Mais importante, porém, do que os equívocos
factuais é o conceito de que juros mais baixos permitiriam gastos mais altos.
Isto seria, em alguma medida, válido anos atrás, quando a preocupação da
política fiscal no Brasil dizia respeito à nossa capacidade de manter a dívida
pública sob controle, debate semelhante ao que ocorre hoje nos países da
periferia europeia.
Sob tais circunstâncias a meta de superávit
primário está intimamente ligada ao tamanho e ao custo da dívida. Quanto maior seu
custo, tanto maior o esforço fiscal necessário para evitar que isto se traduza
em aumento da dívida, implicando custos ainda maiores no futuro, espiral que
pode se tornar incontrolável. Neste caso uma redução da taxa de juros permite
uma política fiscal menos apertada.
Todavia, há muito que o foco real da política
fiscal no Brasil deixou de ser a questão de controle de dívida. É verdade que a
dívida bruta brasileira, equivalente a 58,5% do PIB em setembro, não é
exatamente baixa, mas não há sinais de crescimento descontrolado e mesmo um
superávit primário inferior ao observado nos últimos meses manteria a dívida
relativamente estável.
O verdadeiro problema da política fiscal no
Brasil é o rápido ritmo de aumento do gasto público, que compete com o gasto
privado (consumo e investimento) pelos mesmos bens e serviços. Assim, no
momento em que a redução da taxa de juros deve elevar o ritmo de expansão do
gasto privado, o ideal seria a moderação da despesa pública, em particular dos
gastos correntes, que, ao contrário do investimento, não implicam aumento futuro
da oferta.
Observamos, porém, precisamente o oposto.
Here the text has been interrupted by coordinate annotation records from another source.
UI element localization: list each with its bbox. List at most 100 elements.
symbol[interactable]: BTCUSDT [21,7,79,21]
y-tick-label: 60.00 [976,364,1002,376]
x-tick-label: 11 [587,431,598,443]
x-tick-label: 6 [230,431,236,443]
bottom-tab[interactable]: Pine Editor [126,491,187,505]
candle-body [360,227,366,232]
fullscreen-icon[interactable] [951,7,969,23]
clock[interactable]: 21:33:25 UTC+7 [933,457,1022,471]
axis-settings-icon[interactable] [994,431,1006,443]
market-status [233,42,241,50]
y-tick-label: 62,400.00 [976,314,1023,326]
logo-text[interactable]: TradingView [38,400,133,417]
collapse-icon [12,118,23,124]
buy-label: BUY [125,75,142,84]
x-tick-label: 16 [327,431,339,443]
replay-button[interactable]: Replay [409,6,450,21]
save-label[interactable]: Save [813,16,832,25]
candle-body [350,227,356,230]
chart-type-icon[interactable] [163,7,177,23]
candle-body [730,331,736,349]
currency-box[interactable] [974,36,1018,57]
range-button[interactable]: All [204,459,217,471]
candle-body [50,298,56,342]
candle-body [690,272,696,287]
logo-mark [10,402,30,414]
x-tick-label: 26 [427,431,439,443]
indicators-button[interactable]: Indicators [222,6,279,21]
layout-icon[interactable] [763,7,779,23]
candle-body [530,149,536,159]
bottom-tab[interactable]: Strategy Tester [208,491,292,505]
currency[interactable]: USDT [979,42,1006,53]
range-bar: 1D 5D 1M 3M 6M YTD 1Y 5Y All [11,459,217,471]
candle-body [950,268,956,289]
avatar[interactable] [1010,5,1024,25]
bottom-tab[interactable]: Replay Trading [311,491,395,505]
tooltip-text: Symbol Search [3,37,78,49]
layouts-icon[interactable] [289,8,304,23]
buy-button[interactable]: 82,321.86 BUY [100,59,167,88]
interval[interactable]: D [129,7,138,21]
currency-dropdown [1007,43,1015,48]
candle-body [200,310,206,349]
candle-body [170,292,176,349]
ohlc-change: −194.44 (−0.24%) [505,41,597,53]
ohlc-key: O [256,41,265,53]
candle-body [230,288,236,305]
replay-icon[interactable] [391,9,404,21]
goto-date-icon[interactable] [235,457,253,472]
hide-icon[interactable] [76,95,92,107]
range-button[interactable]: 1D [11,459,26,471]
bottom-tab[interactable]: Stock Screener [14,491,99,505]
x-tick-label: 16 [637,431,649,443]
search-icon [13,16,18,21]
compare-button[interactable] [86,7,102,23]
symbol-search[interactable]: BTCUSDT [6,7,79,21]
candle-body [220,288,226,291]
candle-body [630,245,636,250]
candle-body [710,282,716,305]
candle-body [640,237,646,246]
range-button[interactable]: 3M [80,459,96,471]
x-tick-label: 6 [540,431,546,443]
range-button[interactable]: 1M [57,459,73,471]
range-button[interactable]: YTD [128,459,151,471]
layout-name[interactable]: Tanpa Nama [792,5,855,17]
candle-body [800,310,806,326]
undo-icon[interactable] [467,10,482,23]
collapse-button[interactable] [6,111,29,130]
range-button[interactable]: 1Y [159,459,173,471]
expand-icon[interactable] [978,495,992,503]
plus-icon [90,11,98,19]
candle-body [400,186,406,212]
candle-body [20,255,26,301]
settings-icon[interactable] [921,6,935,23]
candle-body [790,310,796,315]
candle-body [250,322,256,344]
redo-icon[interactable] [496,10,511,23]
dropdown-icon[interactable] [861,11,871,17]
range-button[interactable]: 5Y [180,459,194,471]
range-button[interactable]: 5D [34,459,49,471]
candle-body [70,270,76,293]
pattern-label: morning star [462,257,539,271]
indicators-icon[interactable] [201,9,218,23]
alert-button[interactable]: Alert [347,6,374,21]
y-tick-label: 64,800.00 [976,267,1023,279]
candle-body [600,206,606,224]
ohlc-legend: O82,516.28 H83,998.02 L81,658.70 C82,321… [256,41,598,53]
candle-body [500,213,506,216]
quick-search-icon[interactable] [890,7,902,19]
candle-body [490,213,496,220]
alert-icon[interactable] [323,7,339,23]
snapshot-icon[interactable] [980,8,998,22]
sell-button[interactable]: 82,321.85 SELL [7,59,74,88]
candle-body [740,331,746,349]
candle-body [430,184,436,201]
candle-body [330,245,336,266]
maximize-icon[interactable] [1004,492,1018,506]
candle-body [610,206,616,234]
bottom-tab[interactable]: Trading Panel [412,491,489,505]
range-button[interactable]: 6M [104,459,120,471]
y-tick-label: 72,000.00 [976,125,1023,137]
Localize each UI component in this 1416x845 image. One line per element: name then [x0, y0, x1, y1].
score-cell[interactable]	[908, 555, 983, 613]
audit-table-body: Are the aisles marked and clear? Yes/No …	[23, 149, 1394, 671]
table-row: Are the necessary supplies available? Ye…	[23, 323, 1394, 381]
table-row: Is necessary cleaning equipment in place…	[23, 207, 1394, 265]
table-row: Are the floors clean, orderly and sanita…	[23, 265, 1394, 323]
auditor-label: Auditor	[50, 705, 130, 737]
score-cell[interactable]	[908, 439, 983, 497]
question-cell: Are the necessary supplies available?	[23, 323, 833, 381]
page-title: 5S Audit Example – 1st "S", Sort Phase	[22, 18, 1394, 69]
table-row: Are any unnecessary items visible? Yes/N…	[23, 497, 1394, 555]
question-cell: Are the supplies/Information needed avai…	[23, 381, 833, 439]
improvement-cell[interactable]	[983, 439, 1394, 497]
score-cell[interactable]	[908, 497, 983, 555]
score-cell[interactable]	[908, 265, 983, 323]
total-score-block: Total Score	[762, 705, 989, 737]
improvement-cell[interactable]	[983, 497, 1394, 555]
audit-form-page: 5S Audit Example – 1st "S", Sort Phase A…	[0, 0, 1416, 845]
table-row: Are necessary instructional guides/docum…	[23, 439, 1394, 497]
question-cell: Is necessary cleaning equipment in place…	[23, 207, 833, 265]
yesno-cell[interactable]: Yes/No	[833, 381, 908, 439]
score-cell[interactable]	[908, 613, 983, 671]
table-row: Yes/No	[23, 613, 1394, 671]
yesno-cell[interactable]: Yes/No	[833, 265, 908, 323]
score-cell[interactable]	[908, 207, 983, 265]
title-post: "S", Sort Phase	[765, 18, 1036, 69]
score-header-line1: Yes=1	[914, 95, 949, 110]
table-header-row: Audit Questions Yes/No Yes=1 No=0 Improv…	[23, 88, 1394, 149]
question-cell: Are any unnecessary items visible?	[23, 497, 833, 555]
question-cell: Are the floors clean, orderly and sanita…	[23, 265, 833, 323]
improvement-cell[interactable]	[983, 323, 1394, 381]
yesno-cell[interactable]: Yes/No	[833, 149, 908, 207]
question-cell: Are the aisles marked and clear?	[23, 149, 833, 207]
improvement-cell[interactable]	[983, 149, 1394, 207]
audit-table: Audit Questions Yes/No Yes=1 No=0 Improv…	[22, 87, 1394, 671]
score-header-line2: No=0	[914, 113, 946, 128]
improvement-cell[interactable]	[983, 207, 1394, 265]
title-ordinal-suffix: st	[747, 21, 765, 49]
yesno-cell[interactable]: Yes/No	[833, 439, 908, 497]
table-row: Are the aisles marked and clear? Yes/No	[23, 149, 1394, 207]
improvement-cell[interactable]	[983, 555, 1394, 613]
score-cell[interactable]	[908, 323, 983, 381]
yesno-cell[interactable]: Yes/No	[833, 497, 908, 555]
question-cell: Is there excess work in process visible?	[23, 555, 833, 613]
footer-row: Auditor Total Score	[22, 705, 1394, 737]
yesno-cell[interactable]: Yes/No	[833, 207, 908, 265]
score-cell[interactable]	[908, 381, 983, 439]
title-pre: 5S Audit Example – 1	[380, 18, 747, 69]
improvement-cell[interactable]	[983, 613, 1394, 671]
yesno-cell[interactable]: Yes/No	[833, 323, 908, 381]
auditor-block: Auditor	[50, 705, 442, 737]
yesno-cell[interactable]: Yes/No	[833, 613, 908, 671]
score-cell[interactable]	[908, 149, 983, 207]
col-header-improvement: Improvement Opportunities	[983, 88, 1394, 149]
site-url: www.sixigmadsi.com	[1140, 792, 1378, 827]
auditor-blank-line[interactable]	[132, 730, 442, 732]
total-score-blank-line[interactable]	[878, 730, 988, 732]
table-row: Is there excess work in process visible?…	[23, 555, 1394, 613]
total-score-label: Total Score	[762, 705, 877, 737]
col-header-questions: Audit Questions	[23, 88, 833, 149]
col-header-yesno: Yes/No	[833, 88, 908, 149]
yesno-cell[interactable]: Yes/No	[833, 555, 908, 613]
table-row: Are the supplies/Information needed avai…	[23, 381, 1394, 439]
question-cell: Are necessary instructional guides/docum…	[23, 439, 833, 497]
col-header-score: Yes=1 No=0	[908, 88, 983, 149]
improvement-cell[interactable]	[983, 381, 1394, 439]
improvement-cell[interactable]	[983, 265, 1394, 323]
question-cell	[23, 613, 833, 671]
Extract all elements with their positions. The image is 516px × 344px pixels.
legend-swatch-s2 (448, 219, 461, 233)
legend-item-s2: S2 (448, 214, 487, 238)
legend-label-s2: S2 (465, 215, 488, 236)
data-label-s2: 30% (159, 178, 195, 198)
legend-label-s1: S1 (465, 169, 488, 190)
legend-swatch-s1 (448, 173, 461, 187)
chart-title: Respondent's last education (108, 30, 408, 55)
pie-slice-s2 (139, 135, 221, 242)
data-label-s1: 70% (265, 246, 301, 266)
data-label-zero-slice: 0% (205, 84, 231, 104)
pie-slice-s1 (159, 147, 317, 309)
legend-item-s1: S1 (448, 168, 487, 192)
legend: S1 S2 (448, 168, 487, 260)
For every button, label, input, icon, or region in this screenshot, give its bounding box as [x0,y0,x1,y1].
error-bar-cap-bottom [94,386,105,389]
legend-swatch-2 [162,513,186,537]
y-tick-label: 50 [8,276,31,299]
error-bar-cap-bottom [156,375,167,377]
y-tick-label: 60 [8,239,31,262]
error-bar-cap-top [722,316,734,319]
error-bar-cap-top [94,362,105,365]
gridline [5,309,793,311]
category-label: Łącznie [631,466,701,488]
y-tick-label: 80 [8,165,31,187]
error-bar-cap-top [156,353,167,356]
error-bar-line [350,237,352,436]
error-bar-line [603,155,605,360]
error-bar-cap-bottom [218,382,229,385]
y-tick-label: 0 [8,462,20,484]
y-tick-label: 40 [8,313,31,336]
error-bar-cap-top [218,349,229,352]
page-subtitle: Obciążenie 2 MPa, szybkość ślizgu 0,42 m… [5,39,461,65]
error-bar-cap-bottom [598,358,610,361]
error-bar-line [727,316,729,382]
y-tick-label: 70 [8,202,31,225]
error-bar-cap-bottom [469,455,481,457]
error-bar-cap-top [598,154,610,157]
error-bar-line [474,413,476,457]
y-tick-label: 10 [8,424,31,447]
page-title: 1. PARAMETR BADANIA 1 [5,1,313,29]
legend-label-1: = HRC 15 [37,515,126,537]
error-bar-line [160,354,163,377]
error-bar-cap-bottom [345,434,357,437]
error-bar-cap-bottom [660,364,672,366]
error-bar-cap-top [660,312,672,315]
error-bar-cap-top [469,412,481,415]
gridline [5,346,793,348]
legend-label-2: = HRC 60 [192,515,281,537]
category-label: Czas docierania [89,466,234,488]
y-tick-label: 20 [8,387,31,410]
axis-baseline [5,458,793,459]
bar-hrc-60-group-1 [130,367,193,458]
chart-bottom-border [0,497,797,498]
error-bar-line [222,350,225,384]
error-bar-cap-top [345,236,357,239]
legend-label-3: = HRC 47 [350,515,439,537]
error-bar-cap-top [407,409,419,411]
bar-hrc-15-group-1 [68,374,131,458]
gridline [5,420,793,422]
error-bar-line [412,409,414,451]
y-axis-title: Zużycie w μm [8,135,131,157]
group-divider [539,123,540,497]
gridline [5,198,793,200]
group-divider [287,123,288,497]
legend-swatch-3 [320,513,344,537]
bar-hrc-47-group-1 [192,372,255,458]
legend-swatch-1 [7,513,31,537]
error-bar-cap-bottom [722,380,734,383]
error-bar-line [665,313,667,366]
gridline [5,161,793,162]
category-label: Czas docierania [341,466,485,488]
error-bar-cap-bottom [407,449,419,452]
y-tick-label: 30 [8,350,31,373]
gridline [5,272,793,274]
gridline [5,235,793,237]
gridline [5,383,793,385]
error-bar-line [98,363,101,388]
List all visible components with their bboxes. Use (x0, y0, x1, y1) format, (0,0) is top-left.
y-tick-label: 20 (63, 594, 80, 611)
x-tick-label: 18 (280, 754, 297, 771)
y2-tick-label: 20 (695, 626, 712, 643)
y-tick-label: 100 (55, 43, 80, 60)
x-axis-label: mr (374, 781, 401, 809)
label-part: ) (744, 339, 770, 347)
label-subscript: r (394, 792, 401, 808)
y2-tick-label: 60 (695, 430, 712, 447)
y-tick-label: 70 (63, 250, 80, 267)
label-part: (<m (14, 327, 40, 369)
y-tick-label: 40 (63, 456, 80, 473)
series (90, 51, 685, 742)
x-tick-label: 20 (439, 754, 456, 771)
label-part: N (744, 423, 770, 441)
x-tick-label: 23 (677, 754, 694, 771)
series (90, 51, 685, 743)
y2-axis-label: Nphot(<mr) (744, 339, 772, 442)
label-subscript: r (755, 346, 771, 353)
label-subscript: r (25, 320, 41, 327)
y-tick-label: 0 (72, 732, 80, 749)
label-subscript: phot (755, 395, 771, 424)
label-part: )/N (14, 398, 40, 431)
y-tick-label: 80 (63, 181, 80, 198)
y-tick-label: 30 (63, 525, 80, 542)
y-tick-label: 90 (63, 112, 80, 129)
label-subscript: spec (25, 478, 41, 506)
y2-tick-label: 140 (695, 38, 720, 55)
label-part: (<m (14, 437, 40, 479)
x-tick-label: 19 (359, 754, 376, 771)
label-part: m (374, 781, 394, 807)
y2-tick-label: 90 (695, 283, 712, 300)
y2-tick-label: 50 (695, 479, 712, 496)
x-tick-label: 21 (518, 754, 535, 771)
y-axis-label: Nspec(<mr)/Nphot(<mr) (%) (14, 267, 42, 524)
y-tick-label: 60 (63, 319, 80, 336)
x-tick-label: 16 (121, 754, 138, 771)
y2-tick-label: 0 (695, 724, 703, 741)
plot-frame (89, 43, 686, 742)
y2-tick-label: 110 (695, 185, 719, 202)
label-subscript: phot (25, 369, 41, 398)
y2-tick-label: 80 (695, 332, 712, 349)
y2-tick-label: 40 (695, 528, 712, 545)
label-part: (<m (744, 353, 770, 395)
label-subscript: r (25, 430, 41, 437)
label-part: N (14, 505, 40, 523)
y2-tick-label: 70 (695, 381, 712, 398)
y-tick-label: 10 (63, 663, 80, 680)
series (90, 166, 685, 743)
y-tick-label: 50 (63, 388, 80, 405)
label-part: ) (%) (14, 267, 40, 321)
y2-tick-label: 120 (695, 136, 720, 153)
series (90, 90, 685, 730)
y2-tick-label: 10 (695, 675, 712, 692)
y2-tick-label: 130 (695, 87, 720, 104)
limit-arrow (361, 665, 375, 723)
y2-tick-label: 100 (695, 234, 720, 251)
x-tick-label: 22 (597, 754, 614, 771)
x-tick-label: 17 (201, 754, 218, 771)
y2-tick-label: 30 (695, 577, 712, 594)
Os
gastos correntes, já ajustados à inflação, aumentaram quase R$ 28 bilhões (0,8%
do PIB) em 2012, enquanto os investimentos (à parte a inclusão este ano do
programa Minha Casa Minha Vida nesta
rubrica) se mantiveram inalterados e irrisórios, correspondendo a pouco mais de
1% do PIB.
Resumindo, do tripé original nada sobra: o
câmbio é fixo, a meta de inflação uma miragem, e o compromisso da política
fiscal derrete como um sorvete ao sol, a quem a equipe econômica tenta tapar
com uma peneira a cada dia mais furada.
Sintonia
(Publciado 7/Nov/2012)

8 thoughts on “Pé trocado, peneira furada

  1. bom dia Alexandre!
    Nao é verdade que o Brasil nunca teve um conflito distributivo em pequena escala como atualmente? Nao é verdade que o Brasil tem sobras fiscais? Tambem nao é verdade que estas sobras fiscais deveriam ser transferidas para a desoneração da economia? Por que o resultado nao é o esperado? abs

  2. Alex,

    Acredito que esses oito e meio por cento tenham muito de BNDES. Alguma coisa de CEF e BB? A concessão de crédito habitacional pela CEF envolve algum subsídio ou o FGTS garante todo o montante?

    Abraços

    Rafael

  3. Ok, seus argumentos nao estao exatamente provando a afirmacao no primeiro paragrafo de que a queda do juros nao abre espaco para maiores gastos…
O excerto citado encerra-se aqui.